According to a recent study compiled by Finder.com.au, the most significant barrier to adoption in Australia are the risks associated with cryptocurrency.
New research has revealed that 43% of Australians consider the volatility of cryptos as their primary deterrent to purchasing them, a 14% rise over the same response in a January survey.
Thirty-two percent of respondents would rather purchase stocks or save money, while 25% believed cryptocurrencies were overpriced. Moreover, since the beginning of the year, the proportion of Australians who feel Bitcoin is overpriced has increased by nine percentage points.

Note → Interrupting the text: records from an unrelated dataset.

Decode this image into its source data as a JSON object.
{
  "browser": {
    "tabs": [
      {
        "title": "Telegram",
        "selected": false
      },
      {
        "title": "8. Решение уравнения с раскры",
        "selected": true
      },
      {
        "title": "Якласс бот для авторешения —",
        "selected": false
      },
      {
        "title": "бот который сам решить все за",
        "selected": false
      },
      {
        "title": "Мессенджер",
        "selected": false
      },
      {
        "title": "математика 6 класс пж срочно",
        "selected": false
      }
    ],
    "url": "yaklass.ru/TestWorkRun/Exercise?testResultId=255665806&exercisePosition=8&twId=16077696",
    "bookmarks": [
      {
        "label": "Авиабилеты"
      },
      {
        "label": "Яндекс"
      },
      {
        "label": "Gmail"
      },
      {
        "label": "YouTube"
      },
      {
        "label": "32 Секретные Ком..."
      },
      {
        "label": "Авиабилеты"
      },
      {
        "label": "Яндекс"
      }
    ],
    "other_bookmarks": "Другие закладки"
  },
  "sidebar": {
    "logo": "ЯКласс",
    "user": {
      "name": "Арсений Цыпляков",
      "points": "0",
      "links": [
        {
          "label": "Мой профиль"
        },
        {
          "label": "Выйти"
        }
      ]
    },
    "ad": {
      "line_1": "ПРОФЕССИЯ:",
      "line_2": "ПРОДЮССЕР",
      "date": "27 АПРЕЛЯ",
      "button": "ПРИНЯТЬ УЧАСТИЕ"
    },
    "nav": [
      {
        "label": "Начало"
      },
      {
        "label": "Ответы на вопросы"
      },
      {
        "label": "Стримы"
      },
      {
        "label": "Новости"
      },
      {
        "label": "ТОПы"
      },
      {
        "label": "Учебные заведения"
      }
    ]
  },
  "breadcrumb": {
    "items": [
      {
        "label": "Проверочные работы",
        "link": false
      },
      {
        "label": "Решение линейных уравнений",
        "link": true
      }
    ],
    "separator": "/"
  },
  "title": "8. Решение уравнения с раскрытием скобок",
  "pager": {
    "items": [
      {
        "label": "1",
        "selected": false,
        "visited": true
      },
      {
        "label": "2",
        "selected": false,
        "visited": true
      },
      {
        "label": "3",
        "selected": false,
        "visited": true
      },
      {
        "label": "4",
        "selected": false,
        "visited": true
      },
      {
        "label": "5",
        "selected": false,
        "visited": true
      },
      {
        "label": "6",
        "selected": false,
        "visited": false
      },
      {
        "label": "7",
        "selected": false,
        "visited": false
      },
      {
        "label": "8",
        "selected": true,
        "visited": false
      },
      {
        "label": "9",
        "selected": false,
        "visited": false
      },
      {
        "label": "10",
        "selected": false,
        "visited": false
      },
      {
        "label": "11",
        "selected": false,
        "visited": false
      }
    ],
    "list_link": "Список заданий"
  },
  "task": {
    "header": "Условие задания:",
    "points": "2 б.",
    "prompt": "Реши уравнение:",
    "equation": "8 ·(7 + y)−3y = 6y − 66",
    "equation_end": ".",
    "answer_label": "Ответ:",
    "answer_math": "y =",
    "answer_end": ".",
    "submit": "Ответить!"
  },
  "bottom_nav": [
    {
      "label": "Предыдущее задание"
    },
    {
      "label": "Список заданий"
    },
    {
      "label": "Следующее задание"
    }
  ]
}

Another big stumbling block for Aussies is figuring out how to acquire crypto-assets, with 22% of respondents wondering where to begin. Reluctance to invest in digital currencies stemmed from a lack of understanding of what cryptocurrency is (19%), on top of the assumption that it cannot be utilized daily (18%).
According to Finder financial expert Kate Browne, the risk remains the most significant hurdle to cryptocurrency adoption. “Like with any investment, there are risks involved with cryptocurrencies,” she told NCA NewsWire.
“But with high risks, there is potential for high reward. We encourage buyers to use due diligence and thorough research about cryptocurrencies, so they know what they are getting into <..> even with Bitcoin’s price falling in recent months, our data shows cryptocurrency adoption in Australia is growing.”
Crypto growing among young adults
Based on the survey, the volatility turned off more men (50%) than women (37%). Nevertheless, the review’s overall findings indicate that cryptocurrency is becoming more popular among Australians, particularly Generation Z.
Almost a third of that generation own Bitcoin, a proportion that has more than doubled since January.
Furthermore, one in every six Australians (17%) currently owns crypto, a five percentage point increase since the beginning of the year. In contrast, another 13% indicated they did not possess digital currencies but intended to purchase them within the following year.
Ms. Browne indicated:
“There are thousands of businesses across the country that accept Bitcoin as a form of payment and retailers are increasingly accepting payments in Bitcoin, and there are even Bitcoin ATMs and debit cards.”
Despite many Australians’ skepticism about cryptos due to the risks involved, digital assets are growing increasingly popular across the country, particularly among young individuals.
Moreover, Australia’s Finance Services Minister Jane Hume recently announced that the government has no plans to restrict cryptocurrencies in the country heavily.